Lisa Eckhart dürften viele aus dem Fernsehen kennen, denn als Kabarettistin ist sie Dauergast bei Nuhr im Ersten. Sie gilt als umstritten, weil sie gerne provoziert und auch mal mit antisemitischen Klischees spielt. Seit einiger Zeit schreibt sie auch Romane, nach Omama erscheint nun Boum, den sie auch als Hörbuch eingelesen hat.

Um was es darin eigentlich geht, ist nicht ganz klar – im Mittelpunkt steht jedenfalls eine junge Österreicherin, die es nach Paris verschlägt und die sich dort nach einiger Zeit als Edel-Prostituierte verdingt. Auch Eckhart selbst hat es übrigens aus der österreichischen Provinz einst nach Paris verschlagen, weil sie dort Germanistik und Slawistik studiert hat. Vielleicht will sie der französischen Hauptstadt mit diesem Roman ein Denkmal setzen, aber das Problem ist eben, dass nie klar wird, was dieser Roman eigentlich will. Die Temperatur ihrer Sprache ist jedenfalls kalt, alle Protagonisten werden aus maximaler Distanz betrachtet, sympathisch ist einem eigentlich niemand. Ein Serienmörder, der von den Medien mit dem dämlichen Namen „Le Maestro Massacreur“ belegt wird, treibt sein Unwesen und tötet Straßenmusikanten, die er dann auch noch malerisch an den Saiten ihrer Instrumente aufknüpft. Es kommen auch noch Islamisten und ein Terrorexperte – dessen Name dem Buch den Titel gibt – vor, was das alles miteinander zu tun hat, muss der geneigte Hörer sich selbst denken.
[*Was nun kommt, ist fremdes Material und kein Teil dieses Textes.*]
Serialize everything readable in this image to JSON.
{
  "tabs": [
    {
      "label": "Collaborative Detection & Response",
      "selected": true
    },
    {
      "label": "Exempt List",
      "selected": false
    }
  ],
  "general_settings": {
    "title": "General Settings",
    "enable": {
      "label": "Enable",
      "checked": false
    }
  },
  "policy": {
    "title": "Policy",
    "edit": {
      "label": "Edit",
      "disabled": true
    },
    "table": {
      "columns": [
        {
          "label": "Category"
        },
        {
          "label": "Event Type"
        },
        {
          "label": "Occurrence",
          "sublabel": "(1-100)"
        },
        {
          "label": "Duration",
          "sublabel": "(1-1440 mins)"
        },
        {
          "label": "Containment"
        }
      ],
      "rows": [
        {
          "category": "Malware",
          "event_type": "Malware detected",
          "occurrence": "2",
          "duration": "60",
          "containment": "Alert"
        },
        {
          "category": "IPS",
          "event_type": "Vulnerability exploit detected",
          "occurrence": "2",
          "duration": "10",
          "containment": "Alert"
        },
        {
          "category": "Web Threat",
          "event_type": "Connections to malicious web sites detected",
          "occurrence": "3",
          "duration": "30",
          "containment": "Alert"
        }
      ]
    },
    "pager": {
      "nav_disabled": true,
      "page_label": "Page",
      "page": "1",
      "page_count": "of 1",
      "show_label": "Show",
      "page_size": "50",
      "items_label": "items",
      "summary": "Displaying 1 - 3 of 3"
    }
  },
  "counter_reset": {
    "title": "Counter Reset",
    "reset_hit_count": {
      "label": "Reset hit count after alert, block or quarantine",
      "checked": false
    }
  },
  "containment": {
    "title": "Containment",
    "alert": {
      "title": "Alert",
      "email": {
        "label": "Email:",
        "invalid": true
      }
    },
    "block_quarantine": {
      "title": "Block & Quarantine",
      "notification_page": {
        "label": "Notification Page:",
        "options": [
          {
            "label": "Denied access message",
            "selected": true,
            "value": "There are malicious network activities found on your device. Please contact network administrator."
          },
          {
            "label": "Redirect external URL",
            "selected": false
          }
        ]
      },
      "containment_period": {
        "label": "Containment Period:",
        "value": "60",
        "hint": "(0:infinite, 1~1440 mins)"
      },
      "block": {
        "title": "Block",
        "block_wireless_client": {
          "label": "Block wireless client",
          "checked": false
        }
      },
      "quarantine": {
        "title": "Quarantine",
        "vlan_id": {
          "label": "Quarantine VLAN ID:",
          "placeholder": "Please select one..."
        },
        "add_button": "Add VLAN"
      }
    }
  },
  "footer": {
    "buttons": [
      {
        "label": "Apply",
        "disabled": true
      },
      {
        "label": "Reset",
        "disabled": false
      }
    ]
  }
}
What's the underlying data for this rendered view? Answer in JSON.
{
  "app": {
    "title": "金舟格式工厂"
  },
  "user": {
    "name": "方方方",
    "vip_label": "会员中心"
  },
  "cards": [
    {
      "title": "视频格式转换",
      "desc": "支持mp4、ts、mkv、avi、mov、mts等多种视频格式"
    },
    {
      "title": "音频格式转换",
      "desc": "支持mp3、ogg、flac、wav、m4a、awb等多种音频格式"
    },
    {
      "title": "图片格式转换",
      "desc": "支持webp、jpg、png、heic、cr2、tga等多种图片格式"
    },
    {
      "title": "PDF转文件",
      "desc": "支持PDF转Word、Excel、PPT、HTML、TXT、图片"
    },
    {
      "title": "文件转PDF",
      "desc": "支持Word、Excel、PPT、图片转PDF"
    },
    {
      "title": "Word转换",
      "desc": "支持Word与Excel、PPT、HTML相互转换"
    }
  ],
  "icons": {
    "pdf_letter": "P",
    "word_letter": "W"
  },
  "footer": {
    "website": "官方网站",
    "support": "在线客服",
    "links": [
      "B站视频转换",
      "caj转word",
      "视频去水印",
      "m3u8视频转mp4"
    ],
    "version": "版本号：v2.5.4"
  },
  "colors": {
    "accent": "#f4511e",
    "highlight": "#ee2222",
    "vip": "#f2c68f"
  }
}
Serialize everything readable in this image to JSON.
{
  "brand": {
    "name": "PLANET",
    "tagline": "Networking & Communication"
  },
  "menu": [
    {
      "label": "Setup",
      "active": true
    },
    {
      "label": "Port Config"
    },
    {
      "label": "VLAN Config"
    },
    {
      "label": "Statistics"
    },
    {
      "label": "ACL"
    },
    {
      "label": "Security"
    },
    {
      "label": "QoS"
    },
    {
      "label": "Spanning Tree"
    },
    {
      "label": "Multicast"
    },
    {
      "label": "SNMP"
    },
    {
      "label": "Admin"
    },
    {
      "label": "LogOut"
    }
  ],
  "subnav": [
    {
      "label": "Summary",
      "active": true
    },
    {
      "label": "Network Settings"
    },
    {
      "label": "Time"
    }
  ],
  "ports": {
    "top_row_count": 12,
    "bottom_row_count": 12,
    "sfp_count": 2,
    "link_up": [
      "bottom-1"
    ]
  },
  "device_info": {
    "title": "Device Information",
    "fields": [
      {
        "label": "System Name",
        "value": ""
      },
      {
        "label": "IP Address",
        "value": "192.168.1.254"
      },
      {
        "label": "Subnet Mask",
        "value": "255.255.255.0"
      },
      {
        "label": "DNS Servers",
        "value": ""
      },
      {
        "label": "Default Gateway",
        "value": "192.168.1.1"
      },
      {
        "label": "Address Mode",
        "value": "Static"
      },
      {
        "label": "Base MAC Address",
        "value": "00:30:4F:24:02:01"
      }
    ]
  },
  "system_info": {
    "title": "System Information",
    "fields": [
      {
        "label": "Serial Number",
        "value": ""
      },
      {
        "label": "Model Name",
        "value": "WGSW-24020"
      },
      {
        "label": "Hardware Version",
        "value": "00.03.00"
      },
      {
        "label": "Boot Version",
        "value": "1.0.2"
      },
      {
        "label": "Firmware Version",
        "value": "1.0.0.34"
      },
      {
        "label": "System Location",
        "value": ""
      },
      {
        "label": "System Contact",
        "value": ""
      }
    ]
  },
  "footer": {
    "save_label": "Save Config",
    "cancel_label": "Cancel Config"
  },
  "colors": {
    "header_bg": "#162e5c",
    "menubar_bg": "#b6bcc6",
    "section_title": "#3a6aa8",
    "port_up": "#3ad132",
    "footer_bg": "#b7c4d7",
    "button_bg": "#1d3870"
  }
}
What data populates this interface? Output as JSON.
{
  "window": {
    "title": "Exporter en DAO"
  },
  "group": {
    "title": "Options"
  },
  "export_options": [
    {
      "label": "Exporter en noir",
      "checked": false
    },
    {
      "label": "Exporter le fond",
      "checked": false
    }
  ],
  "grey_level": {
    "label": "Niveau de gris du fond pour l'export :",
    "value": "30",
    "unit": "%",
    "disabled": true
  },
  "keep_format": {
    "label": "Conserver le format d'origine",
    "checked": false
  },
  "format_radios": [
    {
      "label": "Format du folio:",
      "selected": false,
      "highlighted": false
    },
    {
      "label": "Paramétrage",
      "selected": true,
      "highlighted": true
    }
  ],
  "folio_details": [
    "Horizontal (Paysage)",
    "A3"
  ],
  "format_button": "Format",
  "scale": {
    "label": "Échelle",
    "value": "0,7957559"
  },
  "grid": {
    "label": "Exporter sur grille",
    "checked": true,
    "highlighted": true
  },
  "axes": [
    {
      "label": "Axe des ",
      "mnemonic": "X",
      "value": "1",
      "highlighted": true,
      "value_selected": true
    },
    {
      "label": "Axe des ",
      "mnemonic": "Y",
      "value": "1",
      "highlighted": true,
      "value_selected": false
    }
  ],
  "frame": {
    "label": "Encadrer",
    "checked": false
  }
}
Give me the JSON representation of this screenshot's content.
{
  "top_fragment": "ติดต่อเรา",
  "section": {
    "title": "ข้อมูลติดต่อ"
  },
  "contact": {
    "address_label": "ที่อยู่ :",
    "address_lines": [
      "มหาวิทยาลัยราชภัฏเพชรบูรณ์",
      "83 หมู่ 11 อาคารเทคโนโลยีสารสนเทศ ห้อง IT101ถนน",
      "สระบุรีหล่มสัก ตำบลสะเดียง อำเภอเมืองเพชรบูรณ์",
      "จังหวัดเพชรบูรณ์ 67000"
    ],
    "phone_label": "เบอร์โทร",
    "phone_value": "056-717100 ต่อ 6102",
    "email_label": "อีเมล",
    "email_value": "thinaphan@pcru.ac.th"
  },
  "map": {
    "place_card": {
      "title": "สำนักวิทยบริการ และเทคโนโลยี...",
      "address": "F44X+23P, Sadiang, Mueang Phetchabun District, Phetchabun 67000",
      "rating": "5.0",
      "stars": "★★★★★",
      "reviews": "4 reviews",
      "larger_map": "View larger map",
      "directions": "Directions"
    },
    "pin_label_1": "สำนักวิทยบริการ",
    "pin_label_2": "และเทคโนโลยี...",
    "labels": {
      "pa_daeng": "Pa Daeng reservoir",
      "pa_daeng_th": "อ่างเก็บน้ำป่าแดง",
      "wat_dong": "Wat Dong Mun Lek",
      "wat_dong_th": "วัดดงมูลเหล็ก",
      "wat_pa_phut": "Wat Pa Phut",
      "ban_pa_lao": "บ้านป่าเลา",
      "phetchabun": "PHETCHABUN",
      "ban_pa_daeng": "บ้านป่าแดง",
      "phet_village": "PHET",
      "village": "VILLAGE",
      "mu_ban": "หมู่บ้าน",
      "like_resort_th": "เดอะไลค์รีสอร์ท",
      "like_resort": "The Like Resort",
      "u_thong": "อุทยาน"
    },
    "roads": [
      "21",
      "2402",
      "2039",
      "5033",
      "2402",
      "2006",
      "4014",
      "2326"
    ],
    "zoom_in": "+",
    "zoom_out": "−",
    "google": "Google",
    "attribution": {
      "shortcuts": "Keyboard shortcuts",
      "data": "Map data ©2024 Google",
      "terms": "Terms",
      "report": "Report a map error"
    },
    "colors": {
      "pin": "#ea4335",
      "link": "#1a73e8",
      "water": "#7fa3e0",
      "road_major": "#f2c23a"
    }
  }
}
Die Puffmutter heißt nicht „Layla“ – warum ist Eric Clapton eigentlich noch nicht gegen das Lied vorgegangen? –, sondern „Veuve Cliquot“, und das männliche Geschlechtsteil wird von Eckhart permanent als „Schweif“ bezeichnet. Eckhart liebt es, banale Dinge in einer elaborierten Diktion zu beschreiben, doch irgendwann ist man der geschraubten Sprache müde – man ahnt zwar, dass ihre Idee, dem Eiffelturm eine Burka überwerfen zu wollen, irgendwie provozieren soll, weiß aber nicht so recht, wen oder was.

Wer sich das Buch dennoch antun will, sollte zum Hörbuch greifen, denn Eckharts österreichische Sprachfärbung lässt zumindest auch die abstrusesten Passagen in dem grellen, manchmal wie ein Comic wirkenden Konstrukt charmant erscheinen.